Setting up recovery takes an extra minute during initial sign-up. We strongly recommend every participant who registers with Internet Identity adds at least one backup authentication method before completing registration.

Plug, NFID, Stoic, and other seed-phrase wallets — no recovery

Other wallets supported at registration — Plug Wallet, NFID, Stoic, and similar — use the standard web3 seed-phrase model. If you lose access to the wallet (lost device, lost seed phrase, forgotten password, compromised backup), there is no way to recover access. Not at the protocol level, not at the wallet level, not through Bitcoin Storm customer operations. The seed phrase is the only key, and if it is gone, the wallet — and therefore the slot — is gone with it.

This is not a Bitcoin Storm policy. It is the nature of self-custody cryptocurrency wallets. The protocol respects that reality rather than working around it, because any protocol-level recovery mechanism would introduce a discretionary override that would undermine the canister's immutability guarantees — the very property that makes every other part of the protocol trustworthy.
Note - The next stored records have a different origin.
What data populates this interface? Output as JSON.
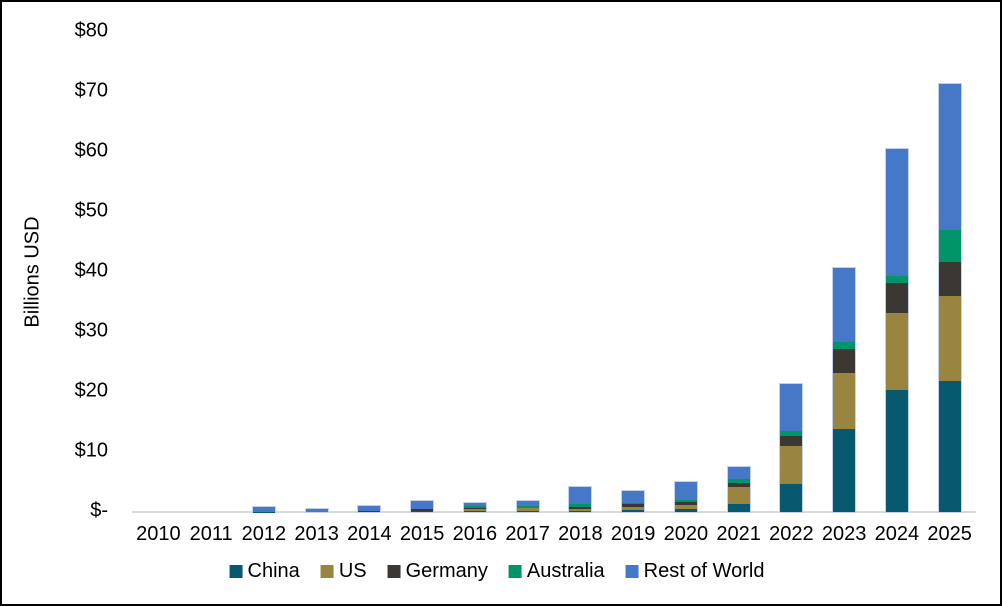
{
  "chart_data": {
    "type": "bar",
    "stacked": true,
    "title": "",
    "xlabel": "",
    "ylabel": "Billions USD",
    "ylim": [
      0,
      80
    ],
    "grid": false,
    "legend_position": "bottom",
    "categories": [
      "2010",
      "2011",
      "2012",
      "2013",
      "2014",
      "2015",
      "2016",
      "2017",
      "2018",
      "2019",
      "2020",
      "2021",
      "2022",
      "2023",
      "2024",
      "2025"
    ],
    "yticks": [
      {
        "label": "$-",
        "value": 0
      },
      {
        "label": "$10",
        "value": 10
      },
      {
        "label": "$20",
        "value": 20
      },
      {
        "label": "$30",
        "value": 30
      },
      {
        "label": "$40",
        "value": 40
      },
      {
        "label": "$50",
        "value": 50
      },
      {
        "label": "$60",
        "value": 60
      },
      {
        "label": "$70",
        "value": 70
      },
      {
        "label": "$80",
        "value": 80
      }
    ],
    "series": [
      {
        "name": "China",
        "color": "#06596E",
        "values": [
          0,
          0,
          0.05,
          0,
          0,
          0.1,
          0.1,
          0.1,
          0.1,
          0.35,
          0.45,
          1.3,
          4.6,
          13.8,
          20.3,
          21.8
        ]
      },
      {
        "name": "US",
        "color": "#9A8540",
        "values": [
          0,
          0,
          0,
          0,
          0,
          0.1,
          0.45,
          0.5,
          0.4,
          0.55,
          0.65,
          2.8,
          6.4,
          9.3,
          12.8,
          14.2
        ]
      },
      {
        "name": "Germany",
        "color": "#3B3834",
        "values": [
          0,
          0,
          0,
          0,
          0.1,
          0.3,
          0.1,
          0.1,
          0.35,
          0.4,
          0.55,
          0.8,
          1.7,
          4.1,
          5.1,
          5.7
        ]
      },
      {
        "name": "Australia",
        "color": "#009469",
        "values": [
          0,
          0,
          0,
          0,
          0,
          0.05,
          0.35,
          0.35,
          0.55,
          0.25,
          0.35,
          0.55,
          0.8,
          1.1,
          1.2,
          5.3
        ]
      },
      {
        "name": "Rest of World",
        "color": "#4579C8",
        "values": [
          0,
          0,
          0.75,
          0.45,
          0.9,
          1.25,
          0.55,
          0.8,
          2.8,
          1.9,
          3.0,
          2.05,
          7.9,
          12.3,
          21.1,
          24.3
        ]
      }
    ],
    "totals": [
      0,
      0,
      0.8,
      0.45,
      1.0,
      1.8,
      1.55,
      1.85,
      4.2,
      3.45,
      5.0,
      7.5,
      21.4,
      40.6,
      60.5,
      71.3
    ],
    "axis_line_color": "#D9D9D9",
    "bar_outline_color": "#C3D1EA",
    "text_color": "#000000",
    "background_color": "#FFFFFF"
  }
}
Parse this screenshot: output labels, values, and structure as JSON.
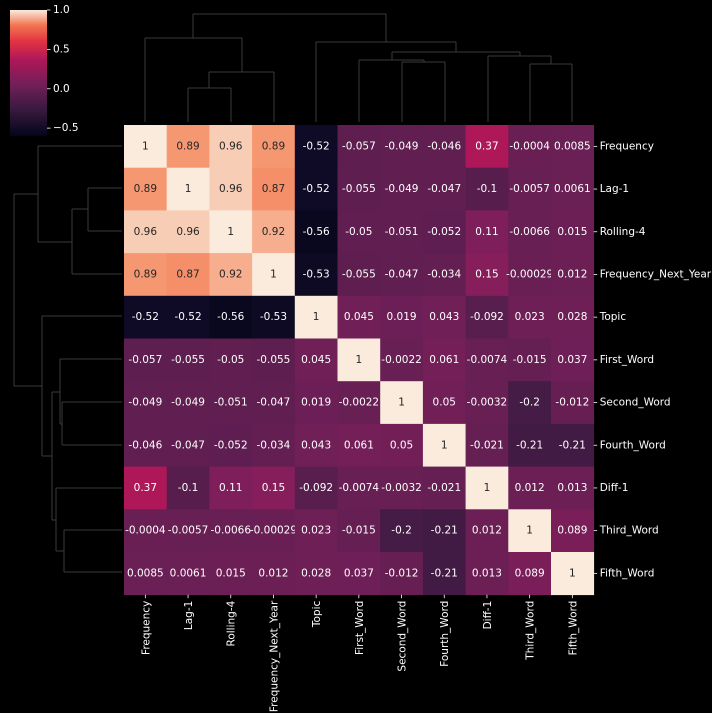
{
  "chart_data": {
    "type": "heatmap",
    "title": "",
    "row_labels": [
      "Frequency",
      "Lag-1",
      "Rolling-4",
      "Frequency_Next_Year",
      "Topic",
      "First_Word",
      "Second_Word",
      "Fourth_Word",
      "Diff-1",
      "Third_Word",
      "Fifth_Word"
    ],
    "col_labels": [
      "Frequency",
      "Lag-1",
      "Rolling-4",
      "Frequency_Next_Year",
      "Topic",
      "First_Word",
      "Second_Word",
      "Fourth_Word",
      "Diff-1",
      "Third_Word",
      "Fifth_Word"
    ],
    "values": [
      [
        1,
        0.89,
        0.96,
        0.89,
        -0.52,
        -0.057,
        -0.049,
        -0.046,
        0.37,
        -0.0004,
        0.0085
      ],
      [
        0.89,
        1,
        0.96,
        0.87,
        -0.52,
        -0.055,
        -0.049,
        -0.047,
        -0.1,
        -0.0057,
        0.0061
      ],
      [
        0.96,
        0.96,
        1,
        0.92,
        -0.56,
        -0.05,
        -0.051,
        -0.052,
        0.11,
        -0.0066,
        0.015
      ],
      [
        0.89,
        0.87,
        0.92,
        1,
        -0.53,
        -0.055,
        -0.047,
        -0.034,
        0.15,
        -0.00029,
        0.012
      ],
      [
        -0.52,
        -0.52,
        -0.56,
        -0.53,
        1,
        0.045,
        0.019,
        0.043,
        -0.092,
        0.023,
        0.028
      ],
      [
        -0.057,
        -0.055,
        -0.05,
        -0.055,
        0.045,
        1,
        -0.0022,
        0.061,
        -0.0074,
        -0.015,
        0.037
      ],
      [
        -0.049,
        -0.049,
        -0.051,
        -0.047,
        0.019,
        -0.0022,
        1,
        0.05,
        -0.0032,
        -0.2,
        -0.012
      ],
      [
        -0.046,
        -0.047,
        -0.052,
        -0.034,
        0.043,
        0.061,
        0.05,
        1,
        -0.021,
        -0.21,
        -0.21
      ],
      [
        0.37,
        -0.1,
        0.11,
        0.15,
        -0.092,
        -0.0074,
        -0.0032,
        -0.021,
        1,
        0.012,
        0.013
      ],
      [
        -0.0004,
        -0.0057,
        -0.0066,
        -0.00029,
        0.023,
        -0.015,
        -0.2,
        -0.21,
        0.012,
        1,
        0.089
      ],
      [
        0.0085,
        0.0061,
        0.015,
        0.012,
        0.028,
        0.037,
        -0.012,
        -0.21,
        0.013,
        0.089,
        1
      ]
    ],
    "value_labels": [
      [
        "1",
        "0.89",
        "0.96",
        "0.89",
        "-0.52",
        "-0.057",
        "-0.049",
        "-0.046",
        "0.37",
        "-0.0004",
        "0.0085"
      ],
      [
        "0.89",
        "1",
        "0.96",
        "0.87",
        "-0.52",
        "-0.055",
        "-0.049",
        "-0.047",
        "-0.1",
        "-0.0057",
        "0.0061"
      ],
      [
        "0.96",
        "0.96",
        "1",
        "0.92",
        "-0.56",
        "-0.05",
        "-0.051",
        "-0.052",
        "0.11",
        "-0.0066",
        "0.015"
      ],
      [
        "0.89",
        "0.87",
        "0.92",
        "1",
        "-0.53",
        "-0.055",
        "-0.047",
        "-0.034",
        "0.15",
        "-0.00029",
        "0.012"
      ],
      [
        "-0.52",
        "-0.52",
        "-0.56",
        "-0.53",
        "1",
        "0.045",
        "0.019",
        "0.043",
        "-0.092",
        "0.023",
        "0.028"
      ],
      [
        "-0.057",
        "-0.055",
        "-0.05",
        "-0.055",
        "0.045",
        "1",
        "-0.0022",
        "0.061",
        "-0.0074",
        "-0.015",
        "0.037"
      ],
      [
        "-0.049",
        "-0.049",
        "-0.051",
        "-0.047",
        "0.019",
        "-0.0022",
        "1",
        "0.05",
        "-0.0032",
        "-0.2",
        "-0.012"
      ],
      [
        "-0.046",
        "-0.047",
        "-0.052",
        "-0.034",
        "0.043",
        "0.061",
        "0.05",
        "1",
        "-0.021",
        "-0.21",
        "-0.21"
      ],
      [
        "0.37",
        "-0.1",
        "0.11",
        "0.15",
        "-0.092",
        "-0.0074",
        "-0.0032",
        "-0.021",
        "1",
        "0.012",
        "0.013"
      ],
      [
        "-0.0004",
        "-0.0057",
        "-0.0066",
        "-0.00029",
        "0.023",
        "-0.015",
        "-0.2",
        "-0.21",
        "0.012",
        "1",
        "0.089"
      ],
      [
        "0.0085",
        "0.0061",
        "0.015",
        "0.012",
        "0.028",
        "0.037",
        "-0.012",
        "-0.21",
        "0.013",
        "0.089",
        "1"
      ]
    ],
    "colorbar": {
      "range": [
        -0.6,
        1
      ],
      "ticks": [
        1,
        0.5,
        0,
        -0.5
      ],
      "tick_labels": [
        "1.0",
        "0.5",
        "0.0",
        "−0.5"
      ],
      "colormap": "rocket"
    },
    "dendrogram_rows": true,
    "dendrogram_cols": true,
    "background": "#000000",
    "text_light": "#ffffff",
    "text_dark": "#262626"
  }
}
"The same immutability that protects your slot from being tampered with also protects your slot from being recovered. Pick your wallet accordingly." — Bitcoin Storm · Wallet Principle

Recommendation

Unless you have a specific reason to use a different wallet, register with Internet Identity and take the extra minute to add at least one backup authentication device during setup. It is the only way to protect yourself against wallet loss for the five-year cycle.


Conclusion

Sealed, Watched,
Revealed Together

The Bitcoin Storm win mechanism is built on three ideas. First: every participant gets the same permanent slot identity, with odds identical to every other slot in the 10-million-slot universe. Second: every draw is run at the moment it is scheduled, committed publicly on-chain, and sealed cryptographically so that nobody — including the founder — knows the result before it is revealed. Third: all 2,100 sealed draws — the 275 founding and the 1,825 daily — resolve together at Year 5 settlement. If treasury profit at Year 5 is sufficient to purchase 2,100 BTC at market price, all winners receive 1 BTC. If profit is insufficient, no Bitcoin is purchased and all profit flows into the 80/20 cash distribution.

What this produces is a draw mechanism that cannot be manipulated, cannot leak results early, cannot favour insiders, and can be independently verified by anyone at any point using the public ledger. The fairness is not a matter of trust — it is a property of the mathematics.

"You can watch the envelopes being sealed every day for five years. You cannot see inside any of them until the day they are all opened at once." — Bitcoin Storm · Structural Principle
This document explains the cryptographic mechanics of the Bitcoin Storm draw system as encoded in its canister smart contracts on the Internet Computer. All mechanics are subject to the final protocol specification authorised by Gibraltar counsel prior to launch. This document does not constitute financial advice, an offer of securities, or a solicitation. No specific financial outcome is promised. The $100 entry is at risk. Participation is restricted in certain jurisdictions. See the full regulatory disclosures at thebitcoinstorm.io.